To restore Spain's international credibility and her position in the front rank of Europe, we need to get back on the path of growth, creation of quality employment, besides improvement of our productivity. In short, we have to mend our past ways. But the truth is that the sacrifices deriving from budget cutbacks and structural reforms may prove useless, if they are not accompanied by far-reaching decisions in the EU. Spain is now completing the serial changes of government in the four southern European countries that have so far suffered the worst financial difficulties. In particular, Spain, though having undertaken important reforms, now finds that these were insufficient, or ignored by the markets.
These states have by now shown just about all their cards: cutbacks, austerity, technical governments, whatever; there isn't much more left in the repertory. The markets' cold reception of technocratic governments in Greece and Italy, combined with the rising risk premium for Spain, show that real solutions lie much more without than within our frontiers. The impression is that the markets have discounted reforms in the national ambit. That is, they take it for granted that these will happen, and will be harsh; but they seem to have arrived beforehand at the conclusion that the European leaders have not yet reached: that the crisis will remain alive as long as the markets are in doubt as to whether Germany and the European Central Bank (ECB) are prepared to act as moneylenders of last instance. This is what is becoming clearer day by day.

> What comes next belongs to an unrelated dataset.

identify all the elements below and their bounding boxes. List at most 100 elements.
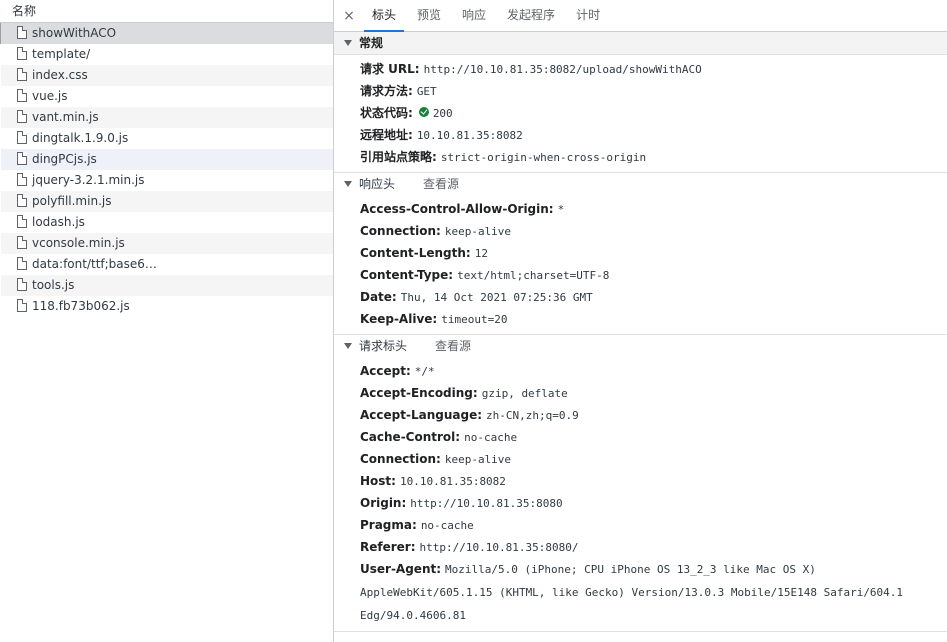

The German chancellor, Angela Merkel, has said on several occasions, lastly at her CDU party's convention in Leipzig, that "if the euro fails, the European Union fails," adding that "Europe is going through its most difficult hours since World War II." It seems as if the markets have run at the red cape, and are prepared to make a lot of money betting against that promise.
Many operators suspect that Merkel is bluffing. And they have their reasons, because even as Merkel spoke so dramatically of the future of Europe and World War II, she said she was not prepared to modify the two elements that undermine the credibility of that promise: first, by publicly insisting, for the nth time, that the treaty of Lisbon forbids the purchase of sovereign debt by the ECB; and second, by repeating that the issuing of euro-bonds is in no way the solution. The two refusals are intimately related because if, as has been proposed, the European Financial Stability Fund (EFSF) were granted a banking license, it could issue euro-bonds backed by the ECB, which would then indeed be capable of limitless lending to the Fund; which would deactivate existing and potential speculation in the markets.
So far, Germany has refused to take this step, arguing that it was not legally possible; but, above all, because it feared that if it used the ECB to inject liquidity into the states, the consequent alleviation would induce these countries to reject new sacrifices, and even to drop the reforms now under way. However, now that the will for reform in southern Europe is becoming satisfactorily apparent, it is increasingly up to Germany to commit itself. The moment of truth came recently in Athens and Rome, when it was seen that Papandreou and Berlusconi were bluffing. Now it is the turn of Berlin. Merkel is going to have to show her cards, and soon.